Il direttor Musicale Riccardo Chailly ha fatto presente con molta gratitudine che il teatro alla Scala è stato il primo teatro nella sua vita che gli ha offerto una stabilità, il che, naturalmente, non è cosa da sottovalutare ai tempi d’oggi. ”Dal 1978 con Claudio Abbado ho cominciato il mio percorso in Scala con l’opera I Masnadieri di Giuseppe Verdi, tratta dalla tragedia omonima Die Räuber di Friedrich Schiller,e adesso ho deciso di aprire questa stagione prossima con Andrea Chènier di Giordano, opera del 1896, punto imprescindibile nel verismo italiano. L’opera che possiamo definire dei milanesi in quanto Giordano, sia pur pugliese, divenne milanese di adozione facendo parte di quel gruppo di musicisti della “Giovane Scuola”. Io ho diretto l’opera nel 1985 ed ora torna con la regia di Mario Martone e grandi nomi della lirica come Anna Netrebko e Yusif Eyvazov”. Andrea Chenier è in programma fino al 5 gennaio 2018.
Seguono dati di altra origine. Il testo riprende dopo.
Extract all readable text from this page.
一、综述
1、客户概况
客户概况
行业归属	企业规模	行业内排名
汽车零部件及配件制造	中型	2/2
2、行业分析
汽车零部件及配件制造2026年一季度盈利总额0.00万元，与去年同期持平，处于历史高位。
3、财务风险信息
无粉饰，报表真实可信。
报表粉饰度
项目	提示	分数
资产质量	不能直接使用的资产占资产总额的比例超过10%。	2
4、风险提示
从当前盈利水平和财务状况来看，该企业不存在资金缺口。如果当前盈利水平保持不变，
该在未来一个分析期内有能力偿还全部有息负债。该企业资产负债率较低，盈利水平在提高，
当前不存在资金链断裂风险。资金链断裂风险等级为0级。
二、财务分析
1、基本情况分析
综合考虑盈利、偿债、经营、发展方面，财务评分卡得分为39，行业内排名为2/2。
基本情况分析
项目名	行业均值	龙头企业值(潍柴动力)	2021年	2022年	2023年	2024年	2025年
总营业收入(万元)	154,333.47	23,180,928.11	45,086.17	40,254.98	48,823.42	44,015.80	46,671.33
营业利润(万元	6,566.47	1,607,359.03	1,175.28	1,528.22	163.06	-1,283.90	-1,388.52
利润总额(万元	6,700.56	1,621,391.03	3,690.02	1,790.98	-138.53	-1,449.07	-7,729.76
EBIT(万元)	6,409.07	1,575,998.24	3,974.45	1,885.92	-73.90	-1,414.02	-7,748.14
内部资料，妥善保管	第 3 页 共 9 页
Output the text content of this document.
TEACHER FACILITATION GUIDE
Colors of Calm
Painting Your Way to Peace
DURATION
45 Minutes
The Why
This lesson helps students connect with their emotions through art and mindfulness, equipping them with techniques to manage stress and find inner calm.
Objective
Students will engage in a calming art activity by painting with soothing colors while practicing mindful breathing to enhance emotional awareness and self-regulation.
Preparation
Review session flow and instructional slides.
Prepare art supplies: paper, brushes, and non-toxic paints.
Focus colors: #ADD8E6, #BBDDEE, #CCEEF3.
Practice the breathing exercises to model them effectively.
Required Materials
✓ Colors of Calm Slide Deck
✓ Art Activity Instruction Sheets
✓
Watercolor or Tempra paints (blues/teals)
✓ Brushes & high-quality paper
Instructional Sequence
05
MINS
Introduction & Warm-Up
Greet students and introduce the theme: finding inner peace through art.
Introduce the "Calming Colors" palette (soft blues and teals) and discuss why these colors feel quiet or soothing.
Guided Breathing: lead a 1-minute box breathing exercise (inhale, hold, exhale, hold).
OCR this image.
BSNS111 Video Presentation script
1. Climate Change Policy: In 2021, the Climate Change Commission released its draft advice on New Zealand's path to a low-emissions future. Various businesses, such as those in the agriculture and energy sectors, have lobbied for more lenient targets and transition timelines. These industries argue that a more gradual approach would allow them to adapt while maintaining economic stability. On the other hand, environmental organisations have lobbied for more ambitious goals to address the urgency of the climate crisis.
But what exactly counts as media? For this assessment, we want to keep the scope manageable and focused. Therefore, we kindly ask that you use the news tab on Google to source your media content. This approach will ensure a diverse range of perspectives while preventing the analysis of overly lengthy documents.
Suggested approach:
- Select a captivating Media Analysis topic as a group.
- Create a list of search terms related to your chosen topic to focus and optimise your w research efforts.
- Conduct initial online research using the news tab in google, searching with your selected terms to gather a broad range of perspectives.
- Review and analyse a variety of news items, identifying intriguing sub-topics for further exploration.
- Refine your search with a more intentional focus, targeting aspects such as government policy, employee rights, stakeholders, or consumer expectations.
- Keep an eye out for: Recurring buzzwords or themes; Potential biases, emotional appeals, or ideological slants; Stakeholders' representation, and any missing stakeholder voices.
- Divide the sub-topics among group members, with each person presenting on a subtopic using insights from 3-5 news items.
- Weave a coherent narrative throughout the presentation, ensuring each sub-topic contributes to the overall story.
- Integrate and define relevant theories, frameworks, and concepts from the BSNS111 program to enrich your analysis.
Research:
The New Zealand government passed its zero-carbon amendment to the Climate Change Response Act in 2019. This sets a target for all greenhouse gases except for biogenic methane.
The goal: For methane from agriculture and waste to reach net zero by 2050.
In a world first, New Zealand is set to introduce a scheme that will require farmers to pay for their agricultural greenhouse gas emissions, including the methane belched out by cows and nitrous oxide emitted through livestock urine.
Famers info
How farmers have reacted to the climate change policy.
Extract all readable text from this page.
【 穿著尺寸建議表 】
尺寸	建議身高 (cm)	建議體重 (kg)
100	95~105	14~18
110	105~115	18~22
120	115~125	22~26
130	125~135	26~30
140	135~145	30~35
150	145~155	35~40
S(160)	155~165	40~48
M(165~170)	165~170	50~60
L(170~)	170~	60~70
Il secondo nome a cartellone dal 19 gennaio  all’11 febbraio 2018 è quello del Die Fledermaus (Il Pipistrello) di Johann Strauss, opera molto cara al Sovrintendente Pereira che vedrà nel ruolo comico del guardiano l’attore Nini Frassica. A seguire dall’8 febbraio al 4 marzo 2018, la ripresa del Simon Boccanegra e poi un salto nel’700 con Orphèe et Eurydice di Gluck,  dal 24 febbraio al 17 marzo 2018, con una particolare regia di John Fulljames che vuole la musica sul palco. Don Pasquale seguirà  dal 3 aprile fino al 4 maggio 2018 con l’allestimento di David Livermore che sicuramente presenterà qualcosa di nuovo che stupirà.  Francesca da Rimini salirà sul palco dal 15 aprile fino al 13 maggio 2018 con la direzione di Fabio Luisi , lasciando poi spazio all’Aida di Zeffirelli riproposta dall’8 maggio fino al 3 giugno 2018 in occasione  del 95esimo compleanno del grande regista. Novità la presenza dell’opera Fierra bras di Franz Schubert con la regia del grande Peter Stein, dal 5 al 30 giugno 2018, poi ancora la ripresa di Fidelio di Beethoven, dal 18 giugno al 7 luglio 2018. Interessante il lavoro che la regista Liliana Cavani farà con i giovani dell’Accademia proponendo un particolare Alì Babà e i quaranta ladroni di Luigi Cherubini dall’1 al 27 settembre 2018. Altro importante appuntamento  è quello con l’Elektra di Richard Strauss, una grossa produzione che vede ben 6 teatri insieme, un progetto iniziato dal precedente sovrintendente Lissner e che finalmente è andato in porto. Lo spettacolo sarà sul palco della Scala dal 4 al 7 novembre 2018. A chiudere la stagione lirica l’opera di Kurtàg Fin de Partie, in prima mondiale, una cooproduzione  Scala con De Nationale Opera di Amsterdam.

Per la stagione sinfonica la novità è l’aumento del numero di concerti che passano da sette a otto con la Messa per Rossini in apertura del 150enario della morte del compositore di Pesaro.  Il programma è vastissimo e va da Mahler a Richard Strauss,  da Dvoràk a Gershwin fino a Bruckner. Ospite d’eccezione il Maestro Pollini il 28 febbraio 2018.